Jurica Puljiz

Personal information
- Full name: Jurica Puljiz
- Date of birth: 13 December 1979 (age 46)
- Place of birth: Imotski, SR Croatia, SFR Yugoslavia
- Height: 1.85 m (6 ft 1 in)
- Position: Defender

Senior career*
- Years: Team / Apps / (Gls)
- 1999–2002: Hajduk Split / 26 / (1)
- 2002–2003: Šibenik / 15 / (2)
- 2003–2006: Eintracht Frankfurt / 15 / (1)
- 2006: Široki Brijeg / 2 / (1)
- 2007: SCR Altach / 8 / (0)
- 2007–2008: Zorya Luhansk / 10 / (1)
- 2008–2009: Zrinjski Mostar / 5 / (0)
- 2009: Flamurtari Vlorë / 14 / (0)
- 2009–2010: Taraz / 0 / (0)
- 2010: Liepājas Metalurgs / 15 / (2)
- 2011–2013: Jadran LP / 28 / (3)

International career
- 1998–1999: Croatia U-20 / 2 / (0)

= Jurica Puljiz =

Croatian footballer (born 1979)

Jurica Puljiz (born 13 December 1979) is a Croatian retired football defender who last played for NK Jadran Luka Ploče.

==Career==
Born in Imotski, Puljiz started to play for Hajduk Split at the age of ten and stayed in the club until 2002, when he went on to play one season for HNK Šibenik before signing with Eintracht Frankfurt in the summer of 2003. He played in 15 Bundesliga matches and scored one goal for Eintracht. Puljiz was about to sign a long-term contract with Eintracht but got severely injured, keeping him out of the game for almost two years.

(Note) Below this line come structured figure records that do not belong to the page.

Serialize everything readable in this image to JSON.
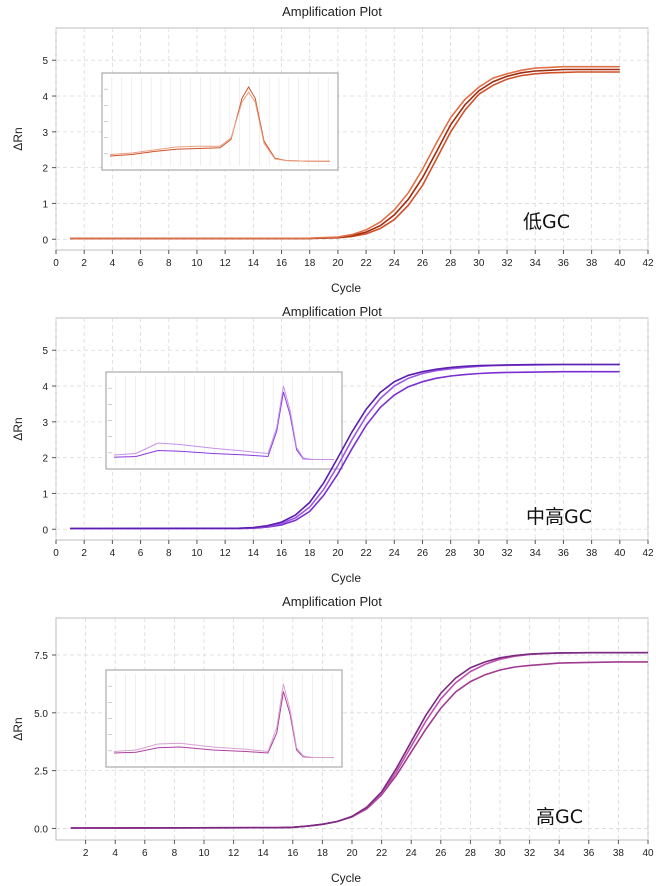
{
  "chart_data": [
    {
      "type": "line",
      "title": "Amplification Plot",
      "xlabel": "Cycle",
      "ylabel": "ΔRn",
      "annotation": "低GC",
      "xlim": [
        0,
        42
      ],
      "ylim": [
        -0.3,
        5.9
      ],
      "xticks": [
        0,
        2,
        4,
        6,
        8,
        10,
        12,
        14,
        16,
        18,
        20,
        22,
        24,
        26,
        28,
        30,
        32,
        34,
        36,
        38,
        40,
        42
      ],
      "yticks": [
        0,
        1,
        2,
        3,
        4,
        5
      ],
      "ytick_labels": [
        "0",
        "1",
        "2",
        "3",
        "4",
        "5"
      ],
      "grid": true,
      "colors": [
        "#d0502a",
        "#a02c10",
        "#e07048"
      ],
      "series": [
        {
          "x": [
            1,
            18,
            20,
            21,
            22,
            23,
            24,
            25,
            26,
            27,
            28,
            29,
            30,
            31,
            32,
            33,
            34,
            35,
            36,
            37,
            38,
            40
          ],
          "y": [
            0.02,
            0.02,
            0.04,
            0.08,
            0.15,
            0.3,
            0.55,
            0.95,
            1.5,
            2.25,
            3.0,
            3.6,
            4.05,
            4.3,
            4.47,
            4.57,
            4.62,
            4.65,
            4.66,
            4.67,
            4.67,
            4.67
          ]
        },
        {
          "x": [
            1,
            18,
            20,
            21,
            22,
            23,
            24,
            25,
            26,
            27,
            28,
            29,
            30,
            31,
            32,
            33,
            34,
            35,
            36,
            37,
            38,
            40
          ],
          "y": [
            0.02,
            0.02,
            0.05,
            0.1,
            0.2,
            0.38,
            0.68,
            1.12,
            1.72,
            2.45,
            3.2,
            3.75,
            4.15,
            4.4,
            4.55,
            4.65,
            4.7,
            4.72,
            4.74,
            4.74,
            4.74,
            4.74
          ]
        },
        {
          "x": [
            1,
            18,
            20,
            21,
            22,
            23,
            24,
            25,
            26,
            27,
            28,
            29,
            30,
            31,
            32,
            33,
            34,
            35,
            36,
            37,
            38,
            40
          ],
          "y": [
            0.02,
            0.03,
            0.06,
            0.13,
            0.26,
            0.48,
            0.82,
            1.3,
            1.95,
            2.7,
            3.4,
            3.9,
            4.25,
            4.5,
            4.62,
            4.72,
            4.78,
            4.8,
            4.82,
            4.82,
            4.82,
            4.82
          ]
        }
      ],
      "inset": {
        "type": "line",
        "colors": [
          "#d0502a",
          "#e8a080"
        ],
        "series": [
          {
            "x": [
              0,
              0.1,
              0.2,
              0.3,
              0.4,
              0.5,
              0.55,
              0.6,
              0.63,
              0.66,
              0.7,
              0.75,
              0.8,
              0.9,
              1.0
            ],
            "y": [
              0.08,
              0.1,
              0.14,
              0.17,
              0.18,
              0.19,
              0.3,
              0.85,
              1.0,
              0.85,
              0.28,
              0.05,
              0.02,
              0.01,
              0.01
            ]
          },
          {
            "x": [
              0,
              0.1,
              0.2,
              0.3,
              0.4,
              0.5,
              0.55,
              0.6,
              0.63,
              0.66,
              0.7,
              0.75,
              0.8,
              0.9,
              1.0
            ],
            "y": [
              0.1,
              0.12,
              0.16,
              0.2,
              0.21,
              0.21,
              0.32,
              0.8,
              0.93,
              0.8,
              0.25,
              0.04,
              0.02,
              0.01,
              0.01
            ]
          }
        ]
      }
    },
    {
      "type": "line",
      "title": "Amplification Plot",
      "xlabel": "Cycle",
      "ylabel": "ΔRn",
      "annotation": "中高GC",
      "xlim": [
        0,
        42
      ],
      "ylim": [
        -0.3,
        5.9
      ],
      "xticks": [
        0,
        2,
        4,
        6,
        8,
        10,
        12,
        14,
        16,
        18,
        20,
        22,
        24,
        26,
        28,
        30,
        32,
        34,
        36,
        38,
        40,
        42
      ],
      "yticks": [
        0,
        1,
        2,
        3,
        4,
        5
      ],
      "ytick_labels": [
        "0",
        "1",
        "2",
        "3",
        "4",
        "5"
      ],
      "grid": true,
      "colors": [
        "#7a2fd0",
        "#9b59e0",
        "#5a1fb0"
      ],
      "series": [
        {
          "x": [
            1,
            13,
            14,
            15,
            16,
            17,
            18,
            19,
            20,
            21,
            22,
            23,
            24,
            25,
            26,
            27,
            28,
            29,
            30,
            31,
            32,
            34,
            36,
            40
          ],
          "y": [
            0.02,
            0.02,
            0.03,
            0.06,
            0.12,
            0.25,
            0.5,
            0.95,
            1.55,
            2.25,
            2.9,
            3.4,
            3.75,
            3.98,
            4.12,
            4.22,
            4.28,
            4.32,
            4.35,
            4.37,
            4.38,
            4.39,
            4.4,
            4.4
          ]
        },
        {
          "x": [
            1,
            13,
            14,
            15,
            16,
            17,
            18,
            19,
            20,
            21,
            22,
            23,
            24,
            25,
            26,
            27,
            28,
            29,
            30,
            31,
            32,
            34,
            36,
            40
          ],
          "y": [
            0.02,
            0.02,
            0.04,
            0.08,
            0.16,
            0.32,
            0.62,
            1.12,
            1.78,
            2.5,
            3.15,
            3.65,
            4.0,
            4.22,
            4.35,
            4.43,
            4.48,
            4.52,
            4.55,
            4.57,
            4.58,
            4.59,
            4.6,
            4.6
          ]
        },
        {
          "x": [
            1,
            13,
            14,
            15,
            16,
            17,
            18,
            19,
            20,
            21,
            22,
            23,
            24,
            25,
            26,
            27,
            28,
            29,
            30,
            31,
            32,
            34,
            36,
            40
          ],
          "y": [
            0.02,
            0.03,
            0.05,
            0.1,
            0.2,
            0.4,
            0.75,
            1.3,
            2.0,
            2.72,
            3.35,
            3.82,
            4.12,
            4.3,
            4.4,
            4.47,
            4.52,
            4.55,
            4.57,
            4.58,
            4.59,
            4.6,
            4.6,
            4.6
          ]
        }
      ],
      "inset": {
        "type": "line",
        "colors": [
          "#8a3ae0",
          "#c890e8"
        ],
        "series": [
          {
            "x": [
              0,
              0.1,
              0.2,
              0.3,
              0.45,
              0.6,
              0.7,
              0.74,
              0.77,
              0.8,
              0.83,
              0.86,
              0.9,
              1.0
            ],
            "y": [
              0.05,
              0.06,
              0.14,
              0.13,
              0.1,
              0.08,
              0.06,
              0.4,
              0.92,
              0.62,
              0.15,
              0.03,
              0.02,
              0.02
            ]
          },
          {
            "x": [
              0,
              0.1,
              0.2,
              0.3,
              0.45,
              0.6,
              0.7,
              0.74,
              0.77,
              0.8,
              0.83,
              0.86,
              0.9,
              1.0
            ],
            "y": [
              0.08,
              0.1,
              0.24,
              0.22,
              0.17,
              0.13,
              0.1,
              0.45,
              1.0,
              0.68,
              0.18,
              0.04,
              0.02,
              0.02
            ]
          }
        ]
      }
    },
    {
      "type": "line",
      "title": "Amplification Plot",
      "xlabel": "Cycle",
      "ylabel": "ΔRn",
      "annotation": "高GC",
      "xlim": [
        0,
        40
      ],
      "ylim": [
        -0.5,
        9.1
      ],
      "xticks": [
        2,
        4,
        6,
        8,
        10,
        12,
        14,
        16,
        18,
        20,
        22,
        24,
        26,
        28,
        30,
        32,
        34,
        36,
        38,
        40
      ],
      "yticks": [
        0,
        2.5,
        5,
        7.5
      ],
      "ytick_labels": [
        "0.0",
        "2.5",
        "5.0",
        "7.5"
      ],
      "grid": true,
      "colors": [
        "#a03a90",
        "#c050b0",
        "#7a2a80"
      ],
      "series": [
        {
          "x": [
            1,
            15,
            16,
            17,
            18,
            19,
            20,
            21,
            22,
            23,
            24,
            25,
            26,
            27,
            28,
            29,
            30,
            31,
            32,
            33,
            34,
            36,
            38,
            40
          ],
          "y": [
            0.02,
            0.03,
            0.05,
            0.1,
            0.18,
            0.3,
            0.5,
            0.85,
            1.45,
            2.3,
            3.3,
            4.3,
            5.2,
            5.9,
            6.35,
            6.65,
            6.85,
            6.98,
            7.05,
            7.1,
            7.15,
            7.18,
            7.2,
            7.2
          ]
        },
        {
          "x": [
            1,
            15,
            16,
            17,
            18,
            19,
            20,
            21,
            22,
            23,
            24,
            25,
            26,
            27,
            28,
            29,
            30,
            31,
            32,
            33,
            34,
            36,
            38,
            40
          ],
          "y": [
            0.02,
            0.03,
            0.05,
            0.1,
            0.18,
            0.3,
            0.5,
            0.88,
            1.5,
            2.45,
            3.55,
            4.65,
            5.6,
            6.3,
            6.78,
            7.1,
            7.32,
            7.45,
            7.52,
            7.56,
            7.58,
            7.6,
            7.6,
            7.6
          ]
        },
        {
          "x": [
            1,
            15,
            16,
            17,
            18,
            19,
            20,
            21,
            22,
            23,
            24,
            25,
            26,
            27,
            28,
            29,
            30,
            31,
            32,
            33,
            34,
            36,
            38,
            40
          ],
          "y": [
            0.02,
            0.03,
            0.05,
            0.1,
            0.18,
            0.3,
            0.52,
            0.92,
            1.58,
            2.6,
            3.75,
            4.9,
            5.85,
            6.5,
            6.95,
            7.2,
            7.38,
            7.48,
            7.54,
            7.57,
            7.59,
            7.6,
            7.6,
            7.6
          ]
        }
      ],
      "inset": {
        "type": "line",
        "colors": [
          "#b040a0",
          "#d8a0d0"
        ],
        "series": [
          {
            "x": [
              0,
              0.1,
              0.2,
              0.3,
              0.45,
              0.6,
              0.7,
              0.74,
              0.77,
              0.8,
              0.83,
              0.86,
              0.9,
              1.0
            ],
            "y": [
              0.08,
              0.09,
              0.15,
              0.16,
              0.12,
              0.1,
              0.08,
              0.35,
              0.9,
              0.6,
              0.12,
              0.03,
              0.02,
              0.02
            ]
          },
          {
            "x": [
              0,
              0.1,
              0.2,
              0.3,
              0.45,
              0.6,
              0.7,
              0.74,
              0.77,
              0.8,
              0.83,
              0.86,
              0.9,
              1.0
            ],
            "y": [
              0.1,
              0.12,
              0.2,
              0.21,
              0.16,
              0.13,
              0.1,
              0.42,
              1.0,
              0.66,
              0.15,
              0.04,
              0.02,
              0.02
            ]
          }
        ]
      }
    }
  ]
}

He also played for NK Široki Brijeg, defending champions of Bosnia and Herzegovina, until December 2006. In January 2009, he left for HŠK Zrinjski Mostar. In August 2010, he signed a contract with that time Latvian champions FK Liepājas Metalurgs. He played 15 matches in the LMT Virsliga, scoring two goals. He also played two matches in the Champions League qualification in 2010, when Metalurgs were both times beaten by the Czech giants Sparta Praha. He was released by Liepāja after the season ended.